An FBI agent checking out a complaint about police corruption in rural northwest Florida ended up handcuffed in the back seat of a patrol car after running into deputies who doubted his true identity.
The ordeal unfolded after Special Agent Alexis Hatten traveled from Panama City to the small town of Carrabelle to ask about a citation the Franklin County Sheriff’s Office gave to a prominent businesswoman but later pulled back from the courthouse.
It escalated into a roadside confrontation — all caught on bodycam video — between Hatten and the deputies. During the six minutes Hatten spent locked in the cruiser, he cried out for cool air and demanded to be released.
“I can’t believe this is happening,” the veteran FBI agent said. “You think this is funny, but it won’t be funny after today.”
Hatten hastily scheduled an interview with Deputy Rolf Gordon to talk about the ticket, which he’d issued a few weeks earlier. But the conversation went sideways after Gordon began to suspect Hatten wasn’t really a federal agent.
The agent’s vehicle tags didn’t trace back to the government agency deputies expected.

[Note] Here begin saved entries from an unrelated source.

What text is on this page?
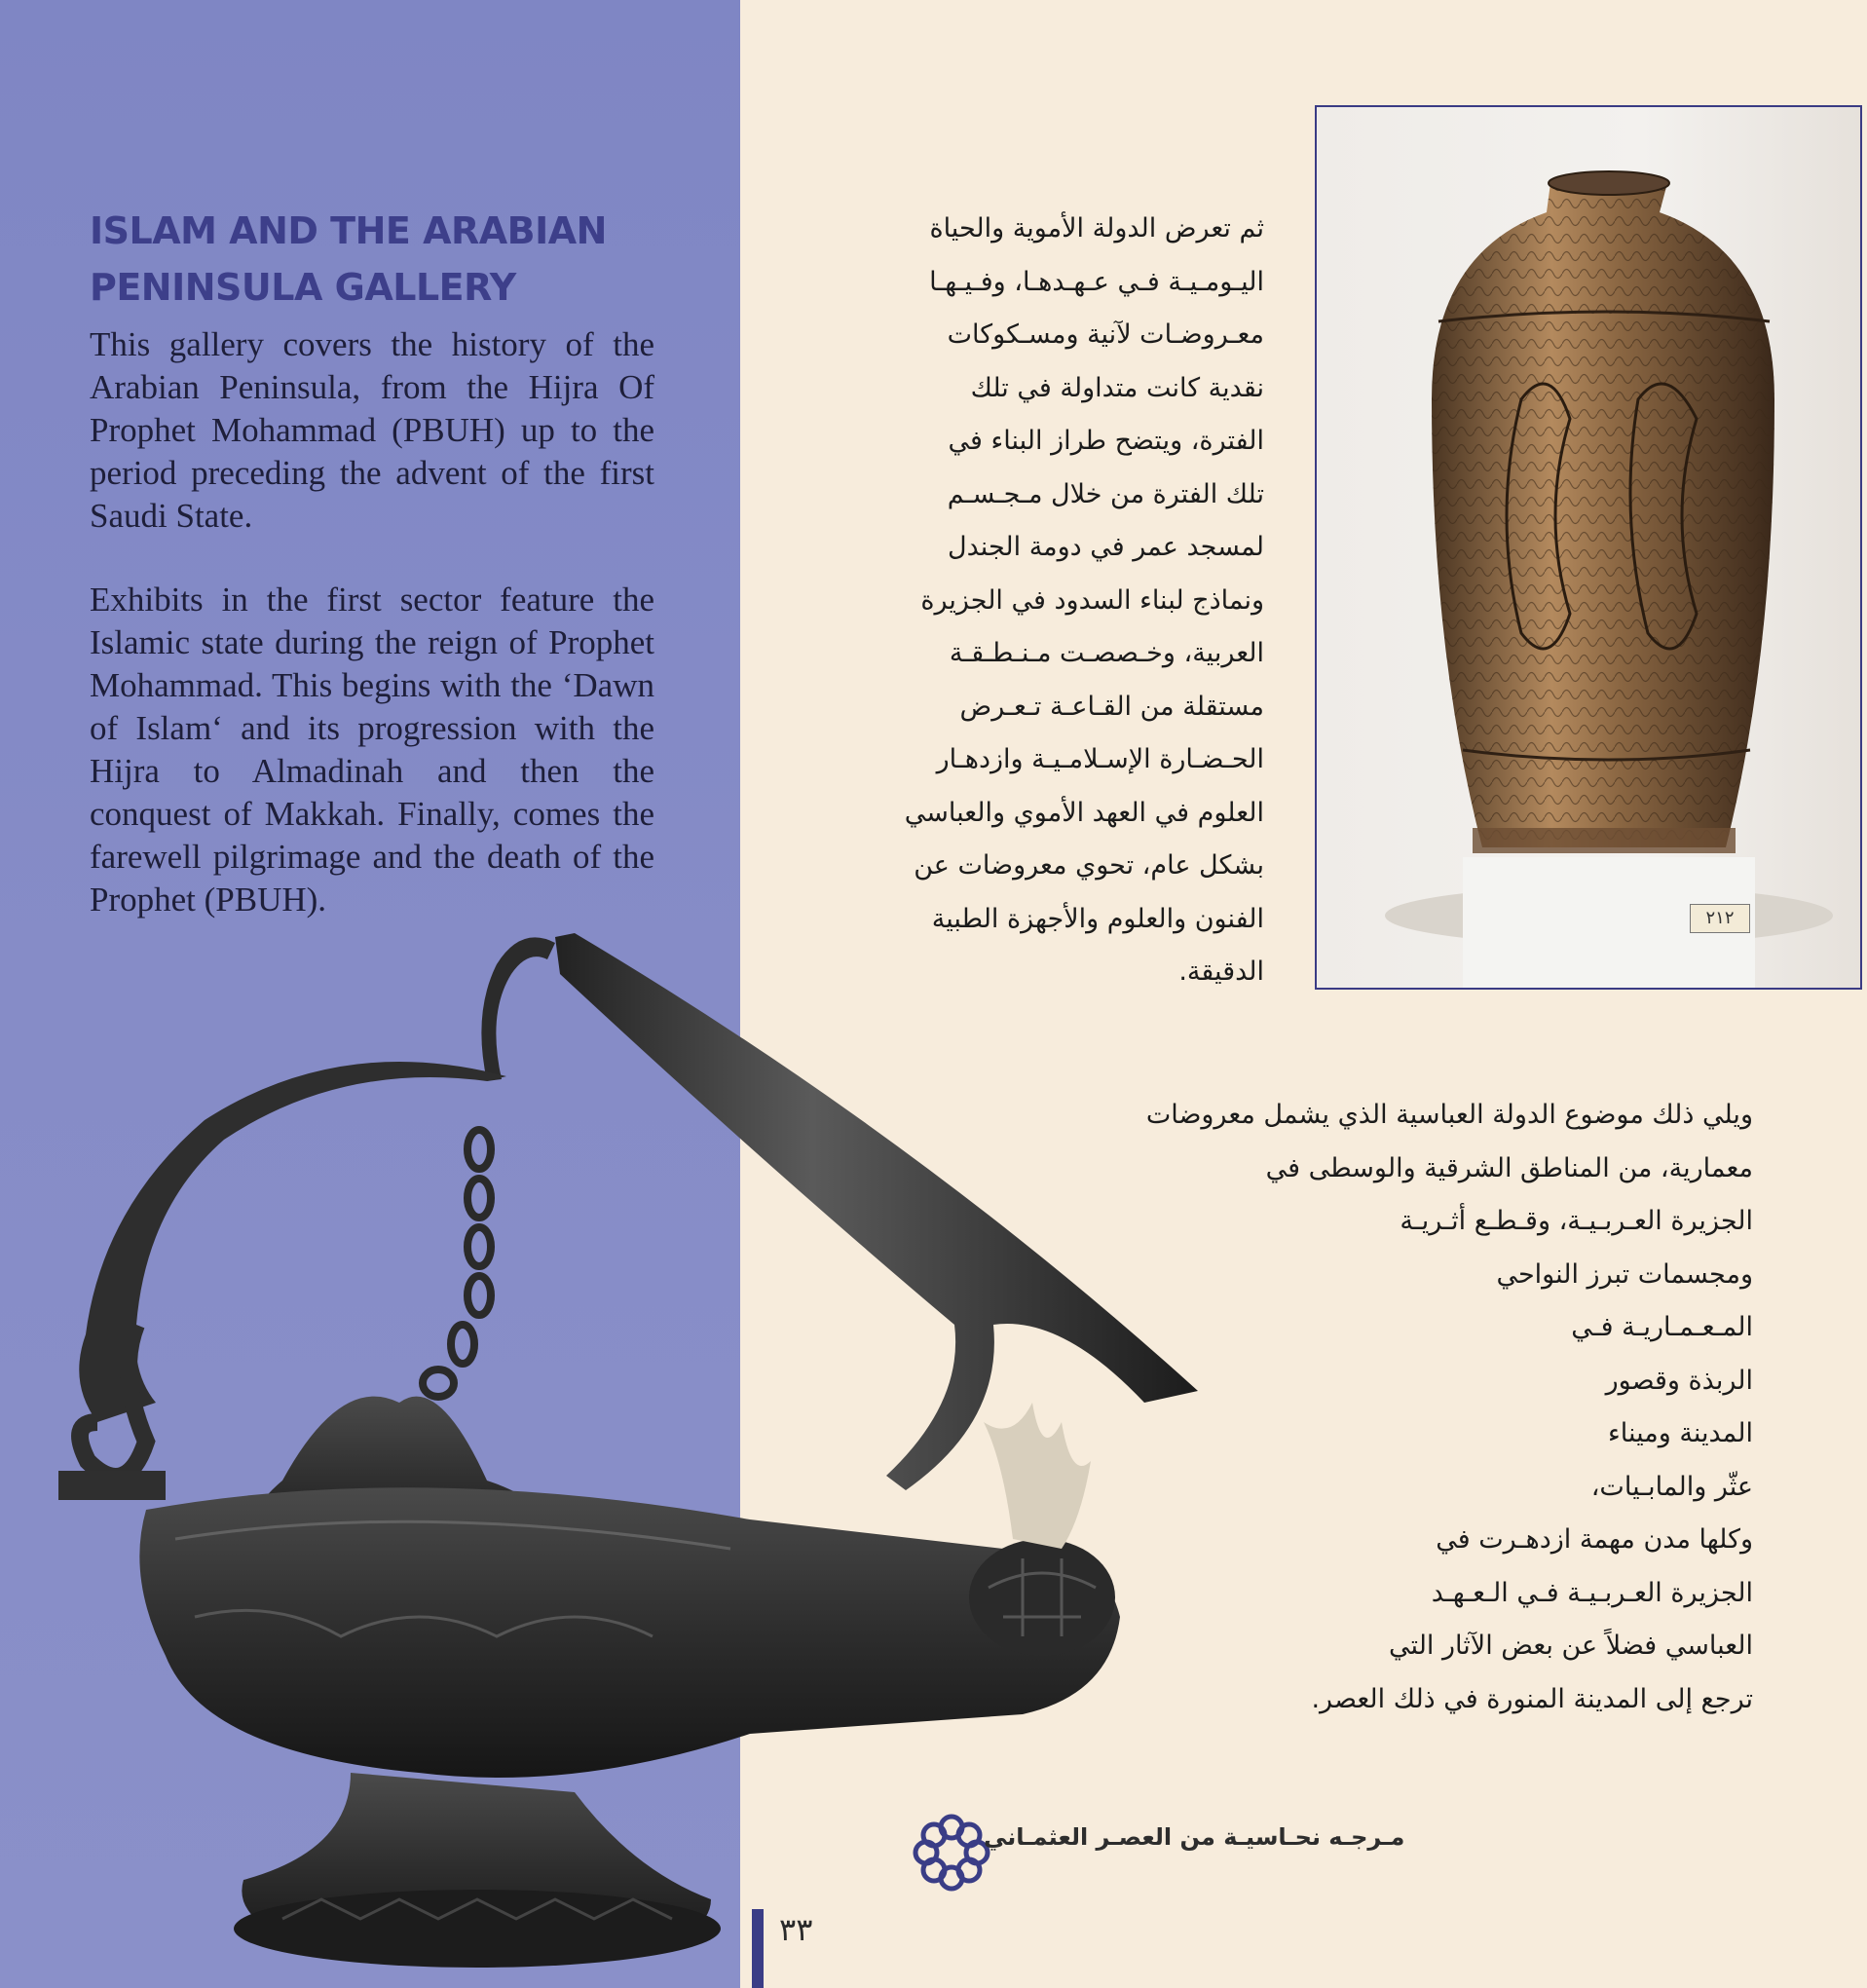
ISLAM AND THE ARABIAN PENINSULA GALLERY
This gallery covers the history of the Arabian Peninsula, from the Hijra Of Prophet Mohammad (PBUH) up to the period preceding the advent of the first Saudi State.
Exhibits in the first sector feature the Islamic state during the reign of Prophet Mohammad. This begins with the ‘Dawn of Islam‘ and its progression with the Hijra to Almadinah and then the conquest of Makkah. Finally, comes the farewell pilgrimage and the death of the Prophet (PBUH).
ثم تعرض الدولة الأموية والحياة
اليـومـيـة فـي عـهـدهـا، وفـيـهـا
معـروضـات لآنية ومسـكوكات
نقدية كانت متداولة في تلك
الفترة، ويتضح طراز البناء في
تلك الفترة من خلال مـجـسـم
لمسجد عمر في دومة الجندل
ونماذج لبناء السدود في الجزيرة
العربية، وخـصصـت مـنـطـقـة
مستقلة من القـاعـة تـعـرض
الحـضـارة الإسـلامـيـة وازدهـار
العلوم في العهد الأموي والعباسي
بشكل عام، تحوي معروضات عن
الفنون والعلوم والأجهزة الطبية
الدقيقة.
٢١٢
ويلي ذلك موضوع الدولة العباسية الذي يشمل معروضات
معمارية، من المناطق الشرقية والوسطى في
الجزيرة العـربـيـة، وقـطـع أثـريـة
ومجسمات تبرز النواحي
المـعـمـاريـة فـي
الربذة وقصور
المدينة وميناء
عثّر والمابـيات،
وكلها مدن مهمة ازدهـرت في
الجزيرة العـربـيـة فـي الـعـهـد
العباسي فضلاً عن بعض الآثار التي
ترجع إلى المدينة المنورة في ذلك العصر.
مـرجـه نحـاسيـة من العصـر العثمـاني
٣٣
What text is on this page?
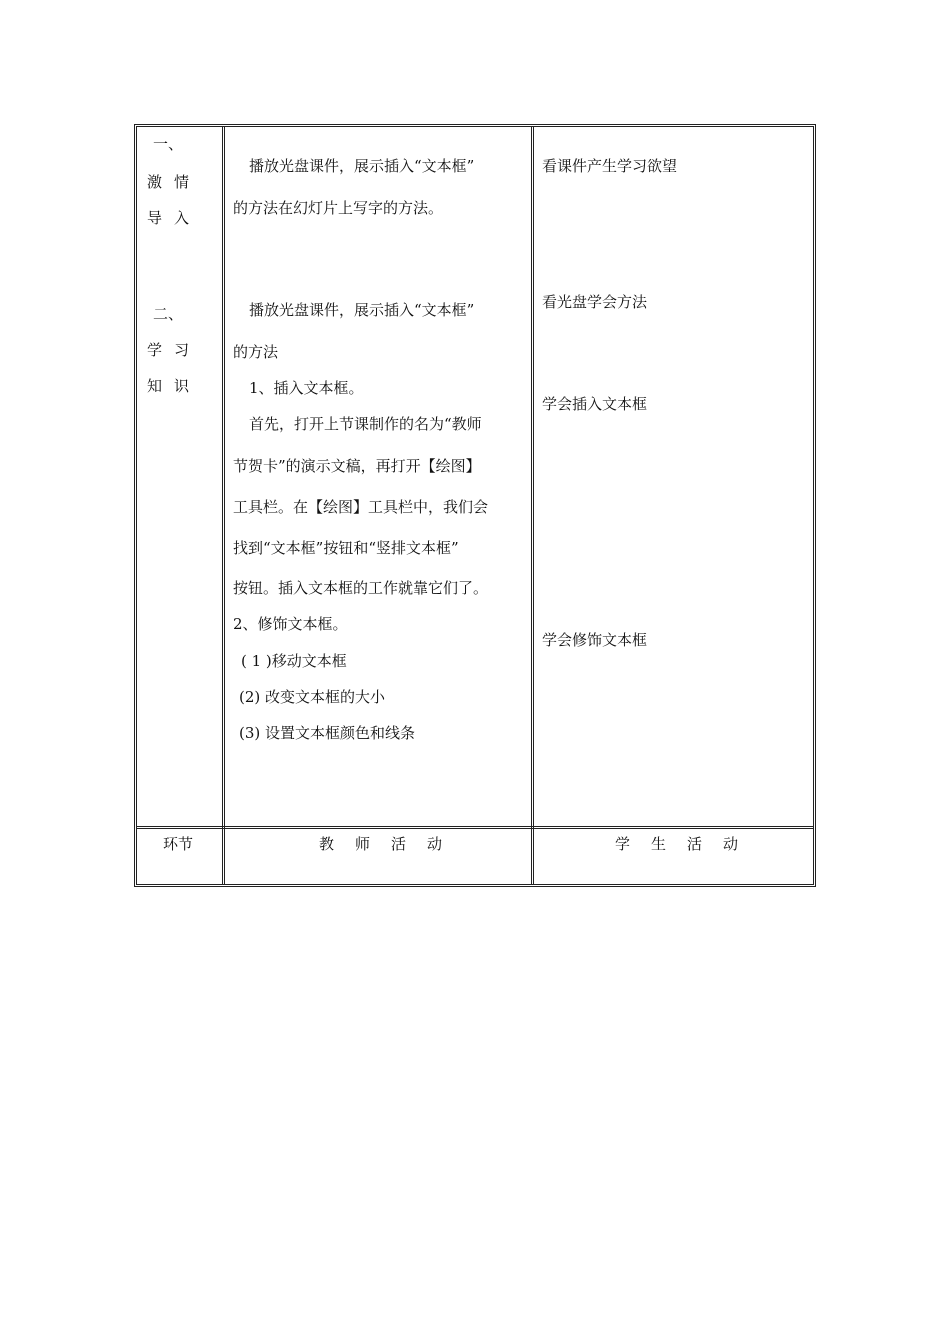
一、
激情
导入
二、
学习
知识
播放光盘课件，展示插入“文本框”
的方法在幻灯片上写字的方法。
播放光盘课件，展示插入“文本框”
的方法
1、插入文本框。
首先，打开上节课制作的名为“教师
节贺卡”的演示文稿，再打开【绘图】
工具栏。在【绘图】工具栏中，我们会
找到“文本框”按钮和“竖排文本框”
按钮。插入文本框的工作就靠它们了。
2、修饰文本框。
( 1 )移动文本框
(2) 改变文本框的大小
(3) 设置文本框颜色和线条
看课件产生学习欲望
看光盘学会方法
学会插入文本框
学会修饰文本框
环节	教师活动	学生活动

After a check of his driver’s license, his name popped up on a terrorist watch list, according to bodycam footage and Sheriff A.J. Smith in a subsequent interview.
The story, which has been making rounds in Franklin County political circles, came to light after the Tallahassee Democrat obtained the body cam footage, police reports and other documents through a public records request.The records exposed normally secretive movements of the FBI, whose recent public corruption investigations in North Florida have led to numerous guilty pleas from government officials, including former Tallahassee City Commissioner Scott Maddox.
They also highlighted the FBI’s interest in the Sheriff’s Office, though it’s unclear whether that goes beyond a mere traffic ticket. Smith, who’s running for a second term, said his opponents likely complained to the FBI to score political points in an election year.
“They must have told them there’s some kind of corruption or the sheriff is corrupt,” he said. “That’s all I can figure. It’s certainly not true.”
Smith said he’s not aware of any broader federal probe involving his office. The FBI was characteristically tight-lipped, saying it could neither confirm nor deny an investigation.